To help solve this issue, both vendors and providers have to work together, Ratwani said. He also said that, in the past, sometimes EHR providers have spent a lot of time focused on the design of the job or the process to be captured within their product, and what gets left out is the fact that the healthcare organization that is adopting the EHR is making changes to the final configuration on their end during the implementation phase.

He said they could “potentially be making decisions that are undoing some of the great usability choices and safety choices by the vendor. So we really need to focus on the variability that's occurring during implementation and ensuring that vendors and providers are working together to address these challenges.”

Second, he said, there should be a focus on fine-tuning the policies that are in place guiding the usability and safety of EHRs, specifically as 2 critical pieces of the 21st Century Cures Act are rolled out and implemented over the next several months. One, he said, is a section that has to do with making usability transparent and not blocked by EHR vendors and other stakeholders.

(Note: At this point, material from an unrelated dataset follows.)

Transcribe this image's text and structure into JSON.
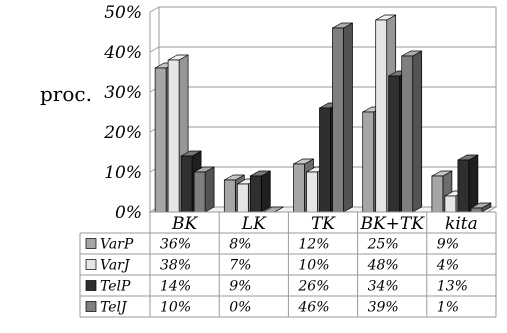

The second has to do with conducting “real-world testing” of EHRs, he said.

The third piece is having a strong health information technology collaborative in place to identify gaps and prioritize challenges, Ratwani said. He pointed to the National Coordinator for Health Information Technology and the Health Information Technology Advisory Committee, of which he is a member, as one forum in which to work on these issues.

Reference

Howe JL, Adams KT, Hettinger AZ, Ratwani RM. Electronic health record usability issues and potential contribution to patient harm. JAMA. 2018;319(12):1276-1278. doi: 10.1001/jama.2018.1171.